HIDUP KUDUS DI AKHIR ZAMAN

S1- SEMBAH DAN PUJI

S2- SUASANA

Apa berkat rohani yang Anda alami selama seminggu ini. Mungkin itu kesaksian atau berkat dari pembacaan firman Tuhan setiap hari.

S3- SHARING FIRMAN DAN DISKUSI

Bacaan: GALATIA 5: 16-26

Hidup kudus bagi Tuhan sering dianggap sebagai sesuatu yang tidak mungkin dilakukan. Atau jika tidak, hal itu sangatlah berat untuk dikerjakan. Bagaimana kita bisa menjaga kekudusan berdasarkan prinsip-prinsip dari nats ini?

  1. HIDUP DIPIMPIN ROH KUDUS (ay 16)

Jika sumber kekuatan kita adalah diri sendiri, maka menjaga hidup kudus adalah hal yang sangat berat. Kita justru akan dibawa kepada keinginan daging. Itulah sebabnya Firman Tuhan menyatakan agar kita berada di bawah pimpinan Roh Kudus. Dia menyatakan kuasa dan kekuatan agar hal yang sulit dan tidak mungkin, menjadi hal yang bisa kita selesaikan.

Menurut Anda, apa tandanya seseorang dipimpin oleh Roh Kudus? Bagaimana dengan pengalaman Anda!

  1. HIDUP BERBUAH (ay 22)

Menghasilkan buah menjadi panggilan kita sebagai orang percaya. Setelah menjalani proses waktu, yang diharapkan dari sebuah pohon adalah buahnya. Beberapa bagian Alkitab menggambarkan kita sebagai pohon yang dituntut mengeluarkan buah dan jika tidak akan dipotong. Jika kita tetap melekat pada pokoknya, sebagai carang kita tentu akan menghasilkan buah. Di tengah akhir zaman ini, sembari menjaga kekudusan, tetaplah menghasikan buah-buah pertobatan kita.

Buah Roh yang manakah yang masih terus Anda perjuangkan dalam hidup pribadi Anda?

  1. HIDUP MENYALIBKAN DAGING (ay 24)

Perjuangan berikutnya dalam menjaga kekudusan adalah dengan menyalibkan kedagingan kita. Ini yang diperjuangkan Paulus juga dengan gambaran petinju yang tidak sembarangan memukul, tetapi menguasai diri sepenuhnya (1Kor 9:24-27).
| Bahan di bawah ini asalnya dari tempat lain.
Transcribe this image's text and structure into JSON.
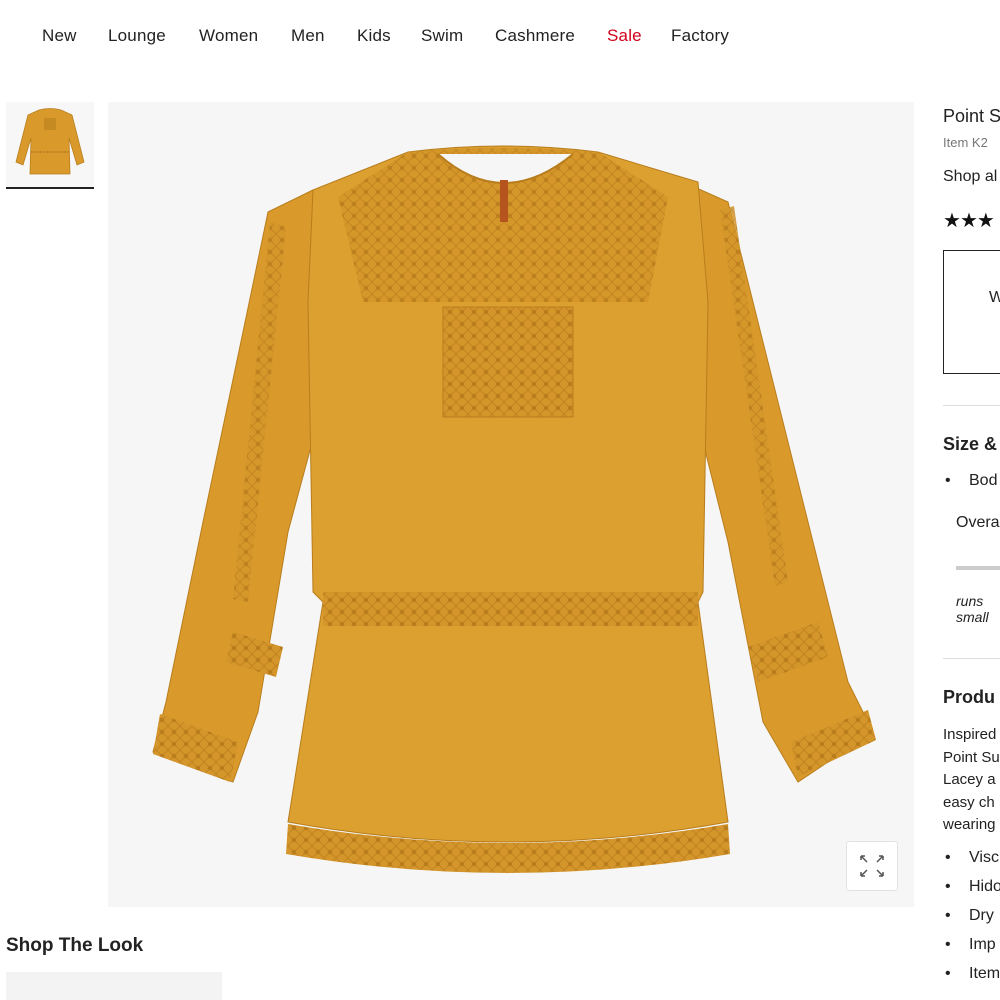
{
  "nav": {
    "items": [
      {
        "label": "New"
      },
      {
        "label": "Lounge"
      },
      {
        "label": "Women"
      },
      {
        "label": "Men"
      },
      {
        "label": "Kids"
      },
      {
        "label": "Swim"
      },
      {
        "label": "Cashmere"
      },
      {
        "label": "Sale"
      },
      {
        "label": "Factory"
      }
    ],
    "sale_color": "#d0021b"
  },
  "product": {
    "name_visible": "Point S",
    "item_visible": "Item K2",
    "shop_all_visible": "Shop al",
    "rating_stars_visible": 3,
    "promo_visible": "W",
    "expand_icon": "expand-icon",
    "image_color": "#d99a2b"
  },
  "size_fit": {
    "heading_visible": "Size &",
    "bullet_visible": "Bod",
    "overall_visible": "Overa",
    "fit_label_line1": "runs",
    "fit_label_line2": "small"
  },
  "details": {
    "heading_visible": "Produ",
    "description_lines": [
      "Inspired",
      "Point Su",
      "Lacey a",
      "easy ch",
      "wearing"
    ],
    "bullets": [
      "Visc",
      "Hido",
      "Dry",
      "Imp",
      "Item"
    ]
  },
  "shop_the_look": {
    "heading": "Shop The Look"
  }
}
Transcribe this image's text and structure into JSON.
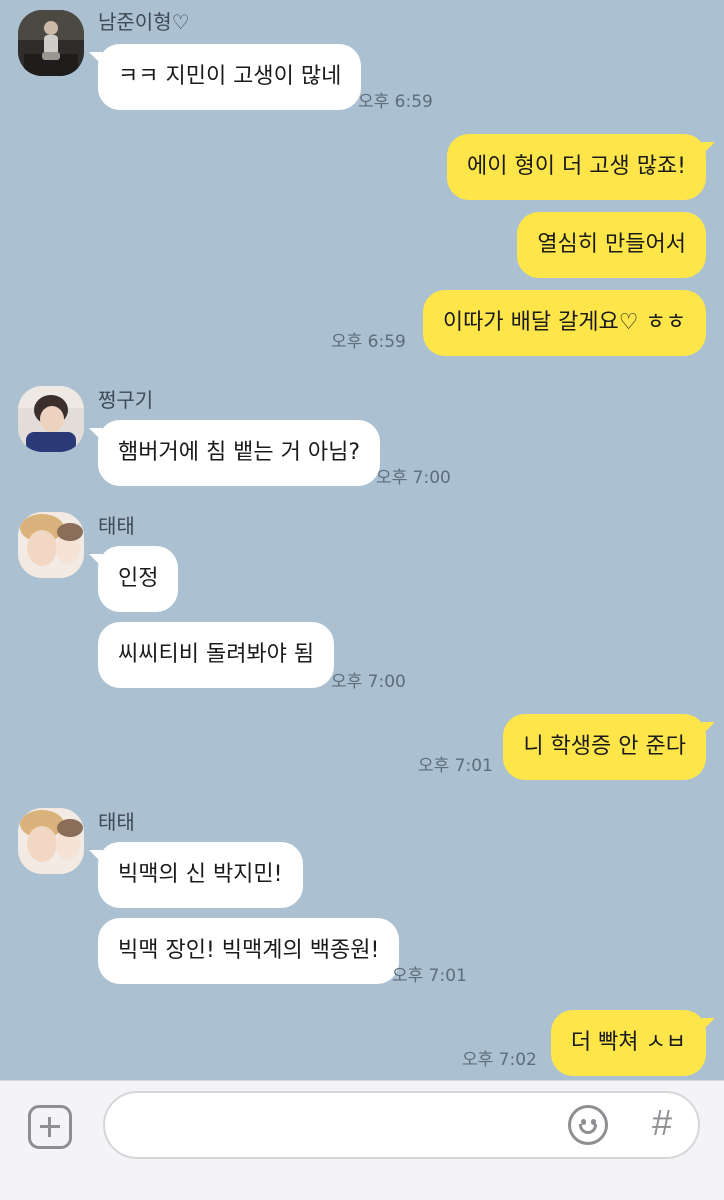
{
  "messages": {
    "m1": {
      "sender": "남준이형♡",
      "text": "ㅋㅋ 지민이 고생이 많네",
      "time": "오후 6:59"
    },
    "m2": {
      "text": "에이 형이 더 고생 많죠!"
    },
    "m3": {
      "text": "열심히 만들어서"
    },
    "m4": {
      "text": "이따가 배달 갈게요♡ ㅎㅎ",
      "time": "오후 6:59"
    },
    "m5": {
      "sender": "쩡구기",
      "text": "햄버거에 침 뱉는 거 아님?",
      "time": "오후 7:00"
    },
    "m6": {
      "sender": "태태",
      "text": "인정"
    },
    "m7": {
      "text": "씨씨티비 돌려봐야 됨",
      "time": "오후 7:00"
    },
    "m8": {
      "text": "니 학생증 안 준다",
      "time": "오후 7:01"
    },
    "m9": {
      "sender": "태태",
      "text": "빅맥의 신 박지민!"
    },
    "m10": {
      "text": "빅맥 장인! 빅맥계의 백종원!",
      "time": "오후 7:01"
    },
    "m11": {
      "text": "더 빡쳐 ㅅㅂ",
      "time": "오후 7:02"
    }
  },
  "input": {
    "placeholder": ""
  },
  "icons": {
    "add": "plus-square-icon",
    "emoji": "smiley-icon",
    "hashtag": "hash-icon"
  },
  "colors": {
    "background": "#abc1d1",
    "incoming_bubble": "#ffffff",
    "outgoing_bubble": "#fde54a"
  }
}
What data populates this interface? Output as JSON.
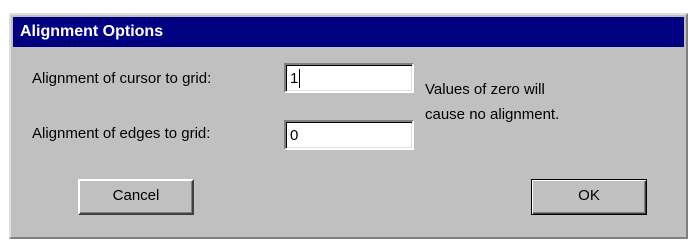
{
  "dialog": {
    "title": "Alignment Options",
    "cursor_label": "Alignment of cursor to grid:",
    "cursor_value": "1",
    "edges_label": "Alignment of edges to grid:",
    "edges_value": "0",
    "note_line1": "Values of zero will",
    "note_line2": "cause no alignment.",
    "cancel_label": "Cancel",
    "ok_label": "OK"
  },
  "colors": {
    "titlebar": "#000080",
    "title_text": "#ffffff",
    "face": "#c0c0c0",
    "field_background": "#ffffff"
  }
}
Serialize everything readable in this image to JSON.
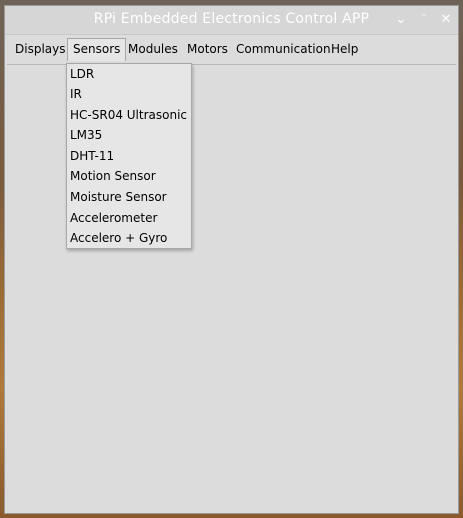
{
  "window": {
    "title": "RPi Embedded Electronics Control APP",
    "controls": {
      "minimize": "⌄",
      "maximize": "⌃",
      "close": "✕"
    }
  },
  "menubar": {
    "items": [
      {
        "label": "Displays"
      },
      {
        "label": "Sensors",
        "active": true
      },
      {
        "label": "Modules"
      },
      {
        "label": "Motors"
      },
      {
        "label": "Communication"
      },
      {
        "label": "Help"
      }
    ]
  },
  "sensors_menu": {
    "items": [
      {
        "label": "LDR"
      },
      {
        "label": "IR"
      },
      {
        "label": "HC-SR04 Ultrasonic"
      },
      {
        "label": "LM35"
      },
      {
        "label": "DHT-11"
      },
      {
        "label": "Motion Sensor"
      },
      {
        "label": "Moisture Sensor"
      },
      {
        "label": "Accelerometer"
      },
      {
        "label": "Accelero + Gyro"
      }
    ]
  }
}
Di tengah-tengah godaan dan tawaran dunia terhadap keinginan daging, ingatlah selalu bahwa kita harus menyalibkannya dan bukan malah menurutinya.

Apa yang Anda lakukan untuk berjuang menyalibkan kedagingan? Ceritakanlah contohnya!

S4- SASARAN DAN RENCANA

Perhatikanlah bagaimana kita hidup dalam kekudusan di waktu yang sulit ini. Mintalah selalu pimpinan Roh Kudus, salibkan kedagingan dan jangan lupa tetap menghasilkan buah.